I saw a post on audiobooks, where a frequent contributor was lamenting the fact that he couldn’t find newly released books on Amazon, yet could find them on audiobooks.com (sells audio versions of books). That caught my attention, and it reminded me of another point that I’ve observed about the ebook phenomenon–high prices. And it’s mostly caused by the fact that publishers now pretty much have a monopoly on ebooks.
Publishers insist on putting DRM (copy protection) on their ebooks. That translates to the fact that if you buy a Kindle from Amazon, you’re pretty much stuck with buying books from them. If you have a Nook (from Barnes and Noble), you can’t read an Amazon ebook.
There are a few exceptions, depending on what format you download in, but for the most part, you’re locked into one vendor or the other. If you have a smart phone, tablet, etc., you can download the software for either vendor, but then you have to have two different apps that you need to switch between. As a result of all these problems, I’ve sworn off both vendors and only buy from sites that give me a DRM free, epub version. I can then keep all my books in one place, and I can easily share them between devices via dropbox. Or (horrors), give one to a friend.
The site I buy most of my books from now is fictionwise.com. The books are generally under $10, and you can download books in a variety of formats, including epub, which is probably the most universal ebook format. Amazon will tell you their format is epub too, but it’s also got DRM as part of the format, so you can’t read on any device except theirs.
There are other sites, too, that are, unfortunately, looked on as pirate sites, although they aren’t really. For instance. tuebl.com lets you download many popular books free. The same books that you have to pay to download from Amazon or B&N. Tuebl is trying to educate people to the concept of sharing books without impediment. Any impediment, including DRM protection. Their premise is that unless the author specifically asks them to remove a book, anyone should be able to read it. It’s a very refreshing idea, especially seeing how publishers have manipulated the simple concept of buying a book into a technical nightmare.
Has the publishing industry not learned from the lesson of the RIAA’s attempt to squash people copying music? We’ve all heard the stories of the RIAA suing a mom whose children downloaded music from Napster. As a result, a person who has done nothing wrong (but had a child who found a way to get free music), is sued by the RIAA for thousands of dollars. The RAII did this to hundreds of moms and teenagers over the years. Did it stop people from downloading music? Not in the least.
But as a result, we now have iTunes and Amazon selling music by the track instead of having to buy a whole album, at reasonable prices. If the music industry had tried that tack originally, they would have saved a lot of families a lot of grief. And made more money during the time they were trying to resuscitate a dead approach.

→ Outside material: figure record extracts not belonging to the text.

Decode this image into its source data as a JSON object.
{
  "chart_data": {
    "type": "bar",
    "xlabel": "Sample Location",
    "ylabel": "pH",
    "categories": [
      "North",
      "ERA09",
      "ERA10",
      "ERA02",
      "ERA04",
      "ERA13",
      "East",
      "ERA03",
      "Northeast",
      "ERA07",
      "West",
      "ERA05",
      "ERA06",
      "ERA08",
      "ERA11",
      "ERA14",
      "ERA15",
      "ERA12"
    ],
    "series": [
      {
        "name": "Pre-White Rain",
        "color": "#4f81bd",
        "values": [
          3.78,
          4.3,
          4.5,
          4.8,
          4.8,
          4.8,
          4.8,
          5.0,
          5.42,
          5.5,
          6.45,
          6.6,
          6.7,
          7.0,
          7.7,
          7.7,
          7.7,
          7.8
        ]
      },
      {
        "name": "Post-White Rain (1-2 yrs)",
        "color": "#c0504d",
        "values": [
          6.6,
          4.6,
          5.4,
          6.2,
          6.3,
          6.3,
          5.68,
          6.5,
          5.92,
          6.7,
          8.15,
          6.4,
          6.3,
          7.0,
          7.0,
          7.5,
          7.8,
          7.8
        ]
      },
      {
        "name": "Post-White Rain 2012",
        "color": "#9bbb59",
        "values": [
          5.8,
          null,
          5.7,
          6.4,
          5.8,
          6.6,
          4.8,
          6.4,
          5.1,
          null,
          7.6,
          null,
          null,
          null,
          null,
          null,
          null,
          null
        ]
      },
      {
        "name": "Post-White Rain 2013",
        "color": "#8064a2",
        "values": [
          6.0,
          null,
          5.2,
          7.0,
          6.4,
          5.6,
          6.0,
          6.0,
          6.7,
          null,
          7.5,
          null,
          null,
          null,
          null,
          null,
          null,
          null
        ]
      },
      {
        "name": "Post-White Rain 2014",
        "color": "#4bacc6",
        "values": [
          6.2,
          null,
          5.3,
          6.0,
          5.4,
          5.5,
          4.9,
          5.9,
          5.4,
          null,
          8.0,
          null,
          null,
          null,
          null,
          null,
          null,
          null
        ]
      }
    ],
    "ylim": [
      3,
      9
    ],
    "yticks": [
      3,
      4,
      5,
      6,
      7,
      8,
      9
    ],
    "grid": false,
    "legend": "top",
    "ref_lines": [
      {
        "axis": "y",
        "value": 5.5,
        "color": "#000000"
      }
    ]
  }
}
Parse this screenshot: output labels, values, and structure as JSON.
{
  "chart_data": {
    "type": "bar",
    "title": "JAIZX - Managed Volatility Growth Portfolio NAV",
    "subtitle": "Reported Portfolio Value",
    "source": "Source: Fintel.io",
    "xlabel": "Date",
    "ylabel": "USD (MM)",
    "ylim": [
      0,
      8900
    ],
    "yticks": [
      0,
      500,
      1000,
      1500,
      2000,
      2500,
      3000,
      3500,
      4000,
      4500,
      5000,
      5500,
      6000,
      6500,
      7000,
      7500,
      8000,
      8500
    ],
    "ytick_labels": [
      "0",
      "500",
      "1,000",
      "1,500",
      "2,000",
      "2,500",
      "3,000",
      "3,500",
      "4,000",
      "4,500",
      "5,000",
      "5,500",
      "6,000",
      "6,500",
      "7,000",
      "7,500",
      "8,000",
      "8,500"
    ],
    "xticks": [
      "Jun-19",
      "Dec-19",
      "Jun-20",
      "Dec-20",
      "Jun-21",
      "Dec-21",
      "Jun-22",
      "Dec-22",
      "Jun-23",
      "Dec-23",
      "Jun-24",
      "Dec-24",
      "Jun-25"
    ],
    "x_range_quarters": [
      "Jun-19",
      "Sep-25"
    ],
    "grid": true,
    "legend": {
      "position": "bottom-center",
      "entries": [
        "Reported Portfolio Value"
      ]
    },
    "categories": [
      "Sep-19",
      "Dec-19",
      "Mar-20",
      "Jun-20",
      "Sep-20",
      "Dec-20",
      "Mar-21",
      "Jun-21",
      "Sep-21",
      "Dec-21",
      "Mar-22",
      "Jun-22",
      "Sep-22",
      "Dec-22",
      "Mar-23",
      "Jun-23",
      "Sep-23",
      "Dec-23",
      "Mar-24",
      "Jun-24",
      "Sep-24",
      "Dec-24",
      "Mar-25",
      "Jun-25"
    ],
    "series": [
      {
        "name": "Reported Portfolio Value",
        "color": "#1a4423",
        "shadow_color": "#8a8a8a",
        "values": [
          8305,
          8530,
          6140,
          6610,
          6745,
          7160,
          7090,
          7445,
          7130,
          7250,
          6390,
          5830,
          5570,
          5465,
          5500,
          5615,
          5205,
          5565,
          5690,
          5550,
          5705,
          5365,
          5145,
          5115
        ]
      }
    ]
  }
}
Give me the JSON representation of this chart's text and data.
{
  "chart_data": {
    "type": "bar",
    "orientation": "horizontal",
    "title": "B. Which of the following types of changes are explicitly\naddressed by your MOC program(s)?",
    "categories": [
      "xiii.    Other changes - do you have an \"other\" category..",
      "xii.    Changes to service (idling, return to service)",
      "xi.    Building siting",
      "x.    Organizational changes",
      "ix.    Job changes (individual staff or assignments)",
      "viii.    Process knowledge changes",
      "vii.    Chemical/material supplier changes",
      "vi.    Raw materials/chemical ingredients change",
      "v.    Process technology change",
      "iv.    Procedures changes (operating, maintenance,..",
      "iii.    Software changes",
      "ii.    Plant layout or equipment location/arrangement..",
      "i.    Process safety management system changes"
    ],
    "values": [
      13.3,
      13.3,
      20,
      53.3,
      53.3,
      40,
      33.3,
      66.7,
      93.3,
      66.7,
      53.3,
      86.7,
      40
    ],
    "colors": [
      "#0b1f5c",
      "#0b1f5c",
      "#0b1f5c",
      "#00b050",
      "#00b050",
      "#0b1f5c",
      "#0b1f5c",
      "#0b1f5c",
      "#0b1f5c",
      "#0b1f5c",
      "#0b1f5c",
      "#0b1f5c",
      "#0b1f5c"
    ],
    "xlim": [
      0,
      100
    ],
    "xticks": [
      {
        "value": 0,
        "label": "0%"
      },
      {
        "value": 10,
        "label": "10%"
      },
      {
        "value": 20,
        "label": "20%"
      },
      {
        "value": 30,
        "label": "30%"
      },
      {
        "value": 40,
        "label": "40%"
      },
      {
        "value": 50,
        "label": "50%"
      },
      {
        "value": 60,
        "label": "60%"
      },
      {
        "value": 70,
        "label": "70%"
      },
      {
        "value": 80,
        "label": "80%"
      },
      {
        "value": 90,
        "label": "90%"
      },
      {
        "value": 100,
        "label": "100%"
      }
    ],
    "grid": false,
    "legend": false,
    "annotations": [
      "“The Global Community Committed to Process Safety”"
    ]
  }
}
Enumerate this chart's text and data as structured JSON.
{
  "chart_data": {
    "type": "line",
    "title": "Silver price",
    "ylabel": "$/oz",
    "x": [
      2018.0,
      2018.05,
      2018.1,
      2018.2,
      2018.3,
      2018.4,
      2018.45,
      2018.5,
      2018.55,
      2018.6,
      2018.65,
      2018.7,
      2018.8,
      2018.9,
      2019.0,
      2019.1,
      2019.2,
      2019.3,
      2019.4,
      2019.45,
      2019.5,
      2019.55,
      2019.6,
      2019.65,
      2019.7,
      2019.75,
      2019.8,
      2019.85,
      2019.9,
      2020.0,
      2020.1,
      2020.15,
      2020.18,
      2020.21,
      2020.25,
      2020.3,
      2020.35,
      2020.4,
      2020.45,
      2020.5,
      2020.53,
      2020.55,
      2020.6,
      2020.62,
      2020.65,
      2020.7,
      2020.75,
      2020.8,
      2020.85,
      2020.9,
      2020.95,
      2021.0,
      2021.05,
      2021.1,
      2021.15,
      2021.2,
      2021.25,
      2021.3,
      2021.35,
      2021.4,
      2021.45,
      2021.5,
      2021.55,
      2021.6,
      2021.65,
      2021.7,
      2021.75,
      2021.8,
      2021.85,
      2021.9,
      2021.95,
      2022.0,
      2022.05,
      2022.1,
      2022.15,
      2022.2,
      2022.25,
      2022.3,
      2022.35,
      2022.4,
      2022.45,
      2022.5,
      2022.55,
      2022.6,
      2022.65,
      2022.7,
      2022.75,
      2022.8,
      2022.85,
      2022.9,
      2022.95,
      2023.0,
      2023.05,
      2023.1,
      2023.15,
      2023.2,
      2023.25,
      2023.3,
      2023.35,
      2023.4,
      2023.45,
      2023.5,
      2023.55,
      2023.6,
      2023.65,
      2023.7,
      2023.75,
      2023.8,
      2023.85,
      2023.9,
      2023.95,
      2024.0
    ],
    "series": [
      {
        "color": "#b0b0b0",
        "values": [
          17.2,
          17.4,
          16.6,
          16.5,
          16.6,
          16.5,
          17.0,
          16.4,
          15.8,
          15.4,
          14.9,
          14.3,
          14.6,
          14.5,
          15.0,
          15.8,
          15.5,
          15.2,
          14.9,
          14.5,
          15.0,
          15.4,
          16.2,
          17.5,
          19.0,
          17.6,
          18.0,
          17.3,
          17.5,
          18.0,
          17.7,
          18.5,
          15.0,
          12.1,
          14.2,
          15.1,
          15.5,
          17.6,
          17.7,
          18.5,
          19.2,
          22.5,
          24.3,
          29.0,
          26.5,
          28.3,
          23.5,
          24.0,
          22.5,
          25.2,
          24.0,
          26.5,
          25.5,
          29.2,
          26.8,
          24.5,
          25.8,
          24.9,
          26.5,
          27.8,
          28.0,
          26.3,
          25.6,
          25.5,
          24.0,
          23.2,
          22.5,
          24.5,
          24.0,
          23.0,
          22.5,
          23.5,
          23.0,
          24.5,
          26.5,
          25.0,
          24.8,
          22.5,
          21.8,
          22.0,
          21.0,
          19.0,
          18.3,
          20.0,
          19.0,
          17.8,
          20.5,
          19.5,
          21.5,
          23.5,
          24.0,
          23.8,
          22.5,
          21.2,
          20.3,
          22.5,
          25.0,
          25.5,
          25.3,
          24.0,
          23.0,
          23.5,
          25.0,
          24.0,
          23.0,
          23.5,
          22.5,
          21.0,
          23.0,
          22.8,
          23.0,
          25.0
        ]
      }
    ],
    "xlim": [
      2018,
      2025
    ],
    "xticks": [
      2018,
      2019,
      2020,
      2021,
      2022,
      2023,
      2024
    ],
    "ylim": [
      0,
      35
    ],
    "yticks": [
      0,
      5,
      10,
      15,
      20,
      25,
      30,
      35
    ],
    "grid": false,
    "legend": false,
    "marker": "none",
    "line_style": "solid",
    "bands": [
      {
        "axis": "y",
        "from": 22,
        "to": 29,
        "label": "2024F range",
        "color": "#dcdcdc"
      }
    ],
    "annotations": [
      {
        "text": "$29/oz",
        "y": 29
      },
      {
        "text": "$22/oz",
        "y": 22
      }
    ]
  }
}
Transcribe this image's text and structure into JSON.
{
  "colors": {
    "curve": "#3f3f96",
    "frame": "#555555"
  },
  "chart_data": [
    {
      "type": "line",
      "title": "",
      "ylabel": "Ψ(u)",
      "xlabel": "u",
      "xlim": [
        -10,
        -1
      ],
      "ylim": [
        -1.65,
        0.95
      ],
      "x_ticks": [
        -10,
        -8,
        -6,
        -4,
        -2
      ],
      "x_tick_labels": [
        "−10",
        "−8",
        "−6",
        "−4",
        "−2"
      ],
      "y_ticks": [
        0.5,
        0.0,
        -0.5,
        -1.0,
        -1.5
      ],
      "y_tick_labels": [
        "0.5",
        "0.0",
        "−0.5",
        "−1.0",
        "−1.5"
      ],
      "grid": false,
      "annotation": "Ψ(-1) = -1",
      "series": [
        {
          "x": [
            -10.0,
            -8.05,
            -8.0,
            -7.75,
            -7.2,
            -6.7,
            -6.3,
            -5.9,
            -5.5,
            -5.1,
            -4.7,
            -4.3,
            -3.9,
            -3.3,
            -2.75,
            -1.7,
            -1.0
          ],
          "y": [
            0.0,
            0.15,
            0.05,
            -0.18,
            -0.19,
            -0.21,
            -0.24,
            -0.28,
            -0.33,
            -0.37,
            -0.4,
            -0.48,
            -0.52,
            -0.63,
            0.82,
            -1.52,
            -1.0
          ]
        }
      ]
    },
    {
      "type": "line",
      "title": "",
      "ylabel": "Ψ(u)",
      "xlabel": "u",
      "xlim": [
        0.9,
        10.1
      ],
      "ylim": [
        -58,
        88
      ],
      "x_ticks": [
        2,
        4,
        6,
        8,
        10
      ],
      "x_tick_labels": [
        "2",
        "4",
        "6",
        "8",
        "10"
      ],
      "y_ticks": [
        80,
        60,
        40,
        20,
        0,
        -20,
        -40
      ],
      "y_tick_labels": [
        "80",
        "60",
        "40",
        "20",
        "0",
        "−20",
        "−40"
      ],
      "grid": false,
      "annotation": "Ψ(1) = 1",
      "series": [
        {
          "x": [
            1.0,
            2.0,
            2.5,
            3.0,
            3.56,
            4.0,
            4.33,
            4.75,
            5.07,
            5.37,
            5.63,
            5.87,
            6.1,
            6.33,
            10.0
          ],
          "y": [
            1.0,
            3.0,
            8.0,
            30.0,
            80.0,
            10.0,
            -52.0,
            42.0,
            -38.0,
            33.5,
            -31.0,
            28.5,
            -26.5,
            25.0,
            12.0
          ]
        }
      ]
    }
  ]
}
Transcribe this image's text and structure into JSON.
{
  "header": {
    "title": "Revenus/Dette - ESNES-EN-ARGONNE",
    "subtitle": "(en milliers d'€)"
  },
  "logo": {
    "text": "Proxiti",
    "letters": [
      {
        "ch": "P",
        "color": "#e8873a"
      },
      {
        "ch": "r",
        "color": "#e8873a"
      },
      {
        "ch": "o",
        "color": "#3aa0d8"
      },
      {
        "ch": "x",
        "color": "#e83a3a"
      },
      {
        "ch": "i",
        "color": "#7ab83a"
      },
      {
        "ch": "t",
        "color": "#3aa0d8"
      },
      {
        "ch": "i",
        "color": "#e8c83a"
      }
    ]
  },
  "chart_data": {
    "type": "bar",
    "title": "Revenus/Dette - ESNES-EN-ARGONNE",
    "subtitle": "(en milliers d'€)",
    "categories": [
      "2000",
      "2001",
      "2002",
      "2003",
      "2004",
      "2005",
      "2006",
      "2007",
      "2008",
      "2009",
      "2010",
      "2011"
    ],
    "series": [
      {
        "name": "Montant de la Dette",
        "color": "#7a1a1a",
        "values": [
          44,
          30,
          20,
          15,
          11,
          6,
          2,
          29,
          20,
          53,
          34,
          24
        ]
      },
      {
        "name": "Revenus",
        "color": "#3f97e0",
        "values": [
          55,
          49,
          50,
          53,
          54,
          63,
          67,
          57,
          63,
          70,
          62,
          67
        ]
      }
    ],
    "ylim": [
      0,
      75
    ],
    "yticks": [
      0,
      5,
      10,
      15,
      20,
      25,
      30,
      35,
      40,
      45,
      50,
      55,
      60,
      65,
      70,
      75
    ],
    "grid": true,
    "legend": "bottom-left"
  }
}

Does the book industry not see a parallel to this? And incidentally, the movie industry tried (and failed) to copy copy protect VHS tapes the same way.
I realize that Amazon and B&N are just trying to make a buck, and the book publishers are enforcing this on them. But at the same time, the only way to protest is to stop buying books from them. Alas, I miss being able to download the latest copy of the latest hot book, but I refuse to buy into their game.
I’ve recently downloaded Zinio, which is a huge marketer of emagazines, and there’s more than enough material to keep my reading habits fed. And their prices are very reasonable. Unlike Amazon and B&N that want me to pay hardback prices for new books. Come on, $15 for an electronic version of a book that I can buy a year later for $8 or $10 is ridiculous. The original idea behind that is that hardback books are costlier to produce than paperbacks. So, why is it perpetuated for an electronic file? Ridiculous.
So, as far as I’m concerned, die Amazon, die.